Заседание парламента началось, а Эйснера все нет и нет. Но вот приходит известие о том, что он убит, и засевшие на галерее мгновенно открывают пальбу: два члена парламента были убиты на месте, Ауэр ранен, а слепой Гансдорфер спасся, спустившись по водосточной трубе.
Мюнхенская чернь осатанела. Тут-то они его, Вальтера, и схватили… Началось царство красного террора. Март, апрель…

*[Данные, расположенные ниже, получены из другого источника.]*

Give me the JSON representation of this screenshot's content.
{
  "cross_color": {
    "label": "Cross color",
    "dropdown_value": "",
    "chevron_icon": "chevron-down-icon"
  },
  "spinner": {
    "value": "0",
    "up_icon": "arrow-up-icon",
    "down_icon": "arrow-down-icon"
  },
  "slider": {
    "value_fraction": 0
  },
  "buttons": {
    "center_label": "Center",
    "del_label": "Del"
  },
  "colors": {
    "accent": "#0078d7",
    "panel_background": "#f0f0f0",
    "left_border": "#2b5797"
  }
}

Но вот наконец настал благословенный майский день девятнадцатого года — День Избавления! Доблестные войска генерала фон Эппа двинулись на Мюнхен, дабы избавить его от большевиков. — Тут Вальтер, на мгновение прервав рассказ, обратил засветившийся гордостью взгляд на сына. — И тогда наш юный храбрец Франц… — Но Франц так свирепо сдвинул брови, что отец смешался и растерянно забормотал скороговоркой: — Итак, фон Эпп вступил в город… И снова взвился наш священный бело-синий флаг! Бавария, увы, все еще оставалась республикой, но власть была уже в руках порядочных людей: фон Кар, премьер…

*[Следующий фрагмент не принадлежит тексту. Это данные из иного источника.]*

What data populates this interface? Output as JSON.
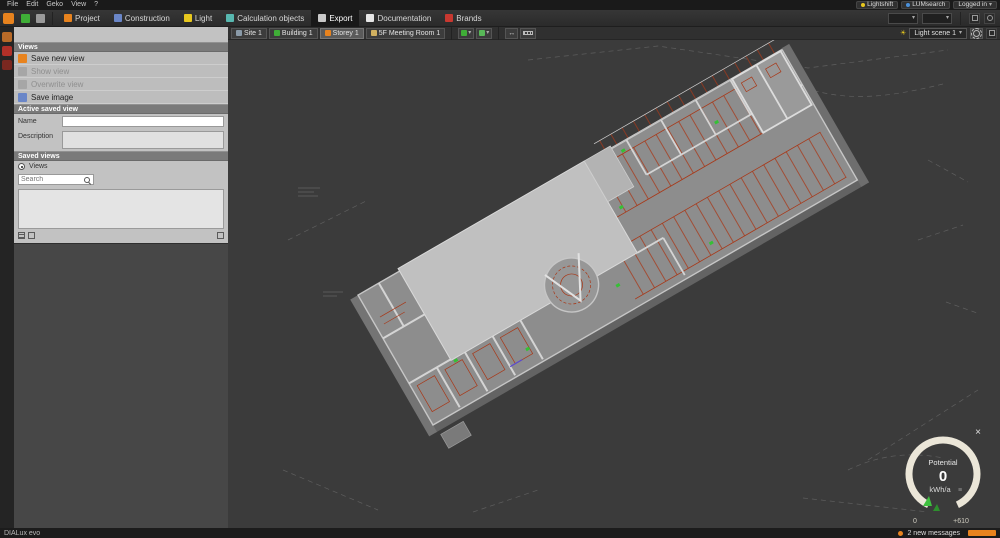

Но в эту минуту мозг Огастина, уже давно переставший что-либо воспринимать, дал неожиданный и весьма неприятный крен. Огастин резко отодвинул от себя бокал с вином — оно было слишком крепким: сидевшие напротив него за столом люди начали торжественной процессией один за другим уплывать куда-то вдаль. Тогда Огастин для опыта выбрал проплывавшую мимо девушку: уставив на нее немигающий взгляд, он напряг всю свою волю и повелел ей не исчезать.

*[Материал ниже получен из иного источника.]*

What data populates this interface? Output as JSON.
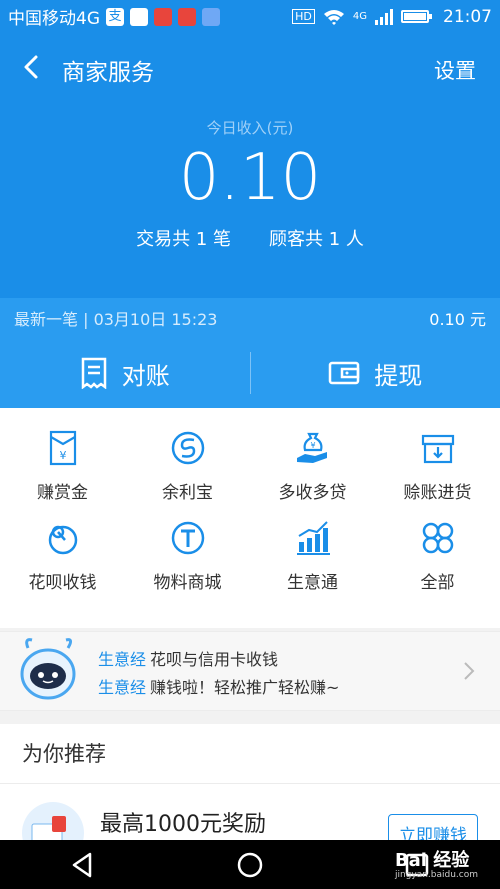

Ясное, тихое и вместе с тем непроницаемое лицо ее было как недвижная гладь пруда… Огастин почувствовал вдруг, что ему страстно хочется проникнуть взглядом за эту загадочную гладь, прочесть мысли, которые, должно быть, безмолвно роятся там, в глубине этой ясной девичьей души, словно маленькие рыбки на дне пруда… Но, увы, ему не удавалось поймать взглядом ни одной рыбешки, не удалось узреть хотя бы край плавника или серебристой спинки, хотя бы легкое движение хвоста!
Ох, эти души юных девушек… Когда ничто не тревожит их покоя, когда они не боятся посягательств, они так безоблачно прозрачны… Или, во всяком случае, им предначертано такими быть. Но вот закралось подозрение, что кто-то хочет проникнуть в их глубь, и тотчас крошечные мысли-рыбешки взмоют на поверхность и замутят гладь, сделав ее непрозрачно-опаловой, подернутой рябью!
Девичьи чистые души… Как часто их безмятежный покой вызывал в нем восхищение! Сначала едва заметное движение, какой-то светлый отблеск на самом дне, подобно радужной тени скользящий по гравию… Затем внезапно в глазах, посредниках души, бесхитростно и прекрасно, чистым голубоватым пламенем — мысль…
Но этой девушки душа? О, тут все мысли проплывают на такой глубине, где совсем темно от упавшей туда странно густой тени… или, быть может, они прячутся в каком-то загадочном тайнике?
А душа Вальтера? Хо-хо! Громыхание старых высохших костей в изношенной корзине прошлого, которой он беспрестанно трясет у кого-нибудь под носом, восклицая: «Гляньте! Гляньте!»
Огастин с трудом сдерживал икоту — да, он, несомненно, был крепко пьян.
Внезапно воцарившаяся тишина наконец проникла в сознание Огастина. Голос Вальтера потух и замер. Вальтер молча переводил взгляд с одного лица на другое. Этот молодой англичанин — у него еще молоко на губах не обсохло, вишь, как он раскраснелся от вина, самодовольный дурак, щенок! А ведь он совершенно явно совсем его не слушал! Тут Вальтер посмотрел на жену, потом на каждого из своих детей. Все они вежливо внимали ему, и у всех были отсутствующие лица.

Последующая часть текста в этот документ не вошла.